Development Team members will:
- Maintain a CHANGELOG file with a level of detail acceptable to members of the SecDevOps team.
- Annually complete cybersecurity development training covering the latest OWASP Top Ten guidelines.
- Establish and follow a team code review standard. Example code review standard
- Maintain regression test suites for all components. - When a bug is found, create a new regression test that confirms the bug and prevents the bug from being re-introduced.
- Provide modern API documentation with each release
- Strive to focus each module, component, class and function on a single purpose. Simpler components are easier to test and less likely to have flaws that lead to vulnerabilities.
- Establish and follow team logging guidelines. Consider starting from these example logging guidelines.
- Commit to a process for creating and maintaining data flow diagrams.
- When introducing a new third party vendor, follow Illinois vendor risk guidelines
Operations team members will:
- Help automate and configure test suites and code and external scan tools, ensuring members of the SecDevOps team receive feedback from changes in a timeframe acceptable to members of the SecDevOps team.
- Enable cloud security tooling feeding into a security dashboard shared across the SecDevOps team.
- Perform Vulnerability Scanning as described at Security, Vulnerability Scanning Program, General Information (uillinois.edu)

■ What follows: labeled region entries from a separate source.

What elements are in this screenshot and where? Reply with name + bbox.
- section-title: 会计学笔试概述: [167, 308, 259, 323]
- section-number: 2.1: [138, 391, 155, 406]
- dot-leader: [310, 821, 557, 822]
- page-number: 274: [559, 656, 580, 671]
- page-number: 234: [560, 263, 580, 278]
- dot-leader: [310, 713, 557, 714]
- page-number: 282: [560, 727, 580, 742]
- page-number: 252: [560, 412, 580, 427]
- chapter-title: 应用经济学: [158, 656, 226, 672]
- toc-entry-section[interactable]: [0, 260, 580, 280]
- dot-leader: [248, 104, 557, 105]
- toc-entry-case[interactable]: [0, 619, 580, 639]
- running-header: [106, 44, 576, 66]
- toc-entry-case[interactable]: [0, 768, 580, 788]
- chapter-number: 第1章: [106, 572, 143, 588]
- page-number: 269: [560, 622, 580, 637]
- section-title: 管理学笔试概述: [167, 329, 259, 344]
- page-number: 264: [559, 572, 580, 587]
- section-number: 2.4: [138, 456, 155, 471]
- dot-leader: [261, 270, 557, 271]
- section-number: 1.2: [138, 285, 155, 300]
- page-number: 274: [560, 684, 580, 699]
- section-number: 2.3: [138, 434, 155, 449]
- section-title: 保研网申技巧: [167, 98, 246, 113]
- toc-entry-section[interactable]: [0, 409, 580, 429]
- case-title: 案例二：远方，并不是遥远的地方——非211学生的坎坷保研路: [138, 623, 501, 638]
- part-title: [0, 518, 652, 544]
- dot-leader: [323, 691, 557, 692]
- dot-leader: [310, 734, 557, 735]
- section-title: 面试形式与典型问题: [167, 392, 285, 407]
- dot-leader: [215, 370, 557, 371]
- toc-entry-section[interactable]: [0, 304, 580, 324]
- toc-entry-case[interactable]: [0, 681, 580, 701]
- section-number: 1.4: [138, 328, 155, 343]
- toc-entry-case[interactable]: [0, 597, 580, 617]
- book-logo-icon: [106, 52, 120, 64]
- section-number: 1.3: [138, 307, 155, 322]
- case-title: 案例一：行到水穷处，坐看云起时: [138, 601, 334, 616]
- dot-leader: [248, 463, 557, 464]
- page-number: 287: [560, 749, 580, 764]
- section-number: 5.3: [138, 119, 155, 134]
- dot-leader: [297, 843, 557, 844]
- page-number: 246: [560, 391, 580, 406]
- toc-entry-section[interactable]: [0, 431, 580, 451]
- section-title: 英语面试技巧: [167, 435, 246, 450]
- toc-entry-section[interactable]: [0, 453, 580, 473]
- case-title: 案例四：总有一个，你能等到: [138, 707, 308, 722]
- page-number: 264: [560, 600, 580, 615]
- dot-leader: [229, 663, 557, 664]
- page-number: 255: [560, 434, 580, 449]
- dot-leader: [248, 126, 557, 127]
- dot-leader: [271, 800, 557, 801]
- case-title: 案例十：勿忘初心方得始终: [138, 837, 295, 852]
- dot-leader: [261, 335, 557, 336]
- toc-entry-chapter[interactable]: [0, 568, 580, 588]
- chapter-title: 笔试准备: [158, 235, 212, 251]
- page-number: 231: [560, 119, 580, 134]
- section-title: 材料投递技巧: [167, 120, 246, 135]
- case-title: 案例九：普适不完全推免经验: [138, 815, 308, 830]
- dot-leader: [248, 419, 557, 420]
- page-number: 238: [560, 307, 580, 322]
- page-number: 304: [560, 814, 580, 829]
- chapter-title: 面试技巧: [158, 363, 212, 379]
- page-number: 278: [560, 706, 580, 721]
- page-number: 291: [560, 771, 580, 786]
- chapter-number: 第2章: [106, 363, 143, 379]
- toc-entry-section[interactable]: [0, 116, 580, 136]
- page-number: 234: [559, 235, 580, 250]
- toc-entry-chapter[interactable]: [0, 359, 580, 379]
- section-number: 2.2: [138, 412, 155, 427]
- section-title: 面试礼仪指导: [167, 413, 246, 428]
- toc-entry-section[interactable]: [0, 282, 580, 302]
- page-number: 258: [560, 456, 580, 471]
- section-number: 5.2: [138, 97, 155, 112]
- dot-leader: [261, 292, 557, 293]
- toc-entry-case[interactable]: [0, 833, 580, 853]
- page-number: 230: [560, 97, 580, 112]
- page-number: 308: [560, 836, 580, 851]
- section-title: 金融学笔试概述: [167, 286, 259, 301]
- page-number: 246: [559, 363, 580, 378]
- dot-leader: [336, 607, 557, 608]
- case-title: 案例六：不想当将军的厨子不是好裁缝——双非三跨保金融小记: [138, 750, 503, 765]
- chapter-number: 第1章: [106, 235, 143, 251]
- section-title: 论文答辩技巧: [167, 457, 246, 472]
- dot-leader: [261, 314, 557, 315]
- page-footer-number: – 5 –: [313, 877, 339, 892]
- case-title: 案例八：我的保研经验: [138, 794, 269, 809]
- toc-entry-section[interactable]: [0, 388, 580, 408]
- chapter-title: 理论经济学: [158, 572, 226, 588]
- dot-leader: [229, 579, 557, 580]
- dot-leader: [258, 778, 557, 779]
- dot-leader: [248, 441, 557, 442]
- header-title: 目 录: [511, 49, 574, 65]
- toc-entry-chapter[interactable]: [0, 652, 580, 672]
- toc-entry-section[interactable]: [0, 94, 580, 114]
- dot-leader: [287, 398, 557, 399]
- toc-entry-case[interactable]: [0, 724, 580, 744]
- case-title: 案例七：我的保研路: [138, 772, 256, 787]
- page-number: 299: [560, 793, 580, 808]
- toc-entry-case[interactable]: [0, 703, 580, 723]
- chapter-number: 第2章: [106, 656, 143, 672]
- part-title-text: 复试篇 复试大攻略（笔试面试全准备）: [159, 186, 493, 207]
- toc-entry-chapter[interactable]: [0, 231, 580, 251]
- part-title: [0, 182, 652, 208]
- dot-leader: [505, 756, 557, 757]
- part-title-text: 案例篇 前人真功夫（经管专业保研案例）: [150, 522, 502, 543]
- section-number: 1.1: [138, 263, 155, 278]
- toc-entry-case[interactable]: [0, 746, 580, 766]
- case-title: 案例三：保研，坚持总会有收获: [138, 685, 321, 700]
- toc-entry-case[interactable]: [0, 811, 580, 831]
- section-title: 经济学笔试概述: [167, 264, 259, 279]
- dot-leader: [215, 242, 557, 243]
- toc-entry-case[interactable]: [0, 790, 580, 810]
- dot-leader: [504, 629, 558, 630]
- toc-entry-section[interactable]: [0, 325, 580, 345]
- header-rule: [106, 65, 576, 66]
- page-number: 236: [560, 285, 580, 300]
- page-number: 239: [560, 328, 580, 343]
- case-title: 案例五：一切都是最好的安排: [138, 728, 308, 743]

- Why maintain a CHANGELOG? A CHANGELOG file facilitates coordination between diverse members of the SecDevOps team, which in turn reduces flaws that can be vulnerabilities. A CHANGELOG file is also a foundation component of a strong regression test suite.
- Why complete OWASP Top Ten training every year? The Open Web Application Security Project is compiled from data on actual vulnerabilities and exploits, and represents a broad consensus about the most critical security risks to web applications.
- Why participate in peer code review? Code review is effective at preventing defects. and Code review broadens knowledge of the codebase, elevates the teams performance and accelerates feedback loops. These effects, in turn, also reduce the frequency of introduction of vulnerabilities.
- Why build and maintain regression suites? Striking the right balance between manual and automated, and unit and integration tests can be a challenge. Bad tests waste both time and cause confusion. One test that can always be trusted is a regression based on a previously discovered bug. In these cases we know exactly what to test because we know exactly what went wrong and why and how it was unacceptable. We can't guarantee a new software release will be free of all flaws, but we can guarantee it will be free of flaws we have encountered before and created tests for.
- Why provide modern API documentation? Cybersecurity flaws can be introduced by mistakes in client programs as well. Modern API documentation frameworks help prevent these mistakes.
- Why try to focus each module on a single purpose? Simpler code is easier to test and code review, leading to fewer flaws and fewer vulnerabilities.
- Why follow team logging guidelines? When a vulnerability is found, quality log messages are the best tool to define the scope and impact of any exploit. Great log messages can provide assurance that the team's worst case fears did not happen.
- Why follow Illinois vendor risk guidelines? Interacting with vendors can introduce risks outside the control of the development and operations teams. This resource is a first step toward managing those risks.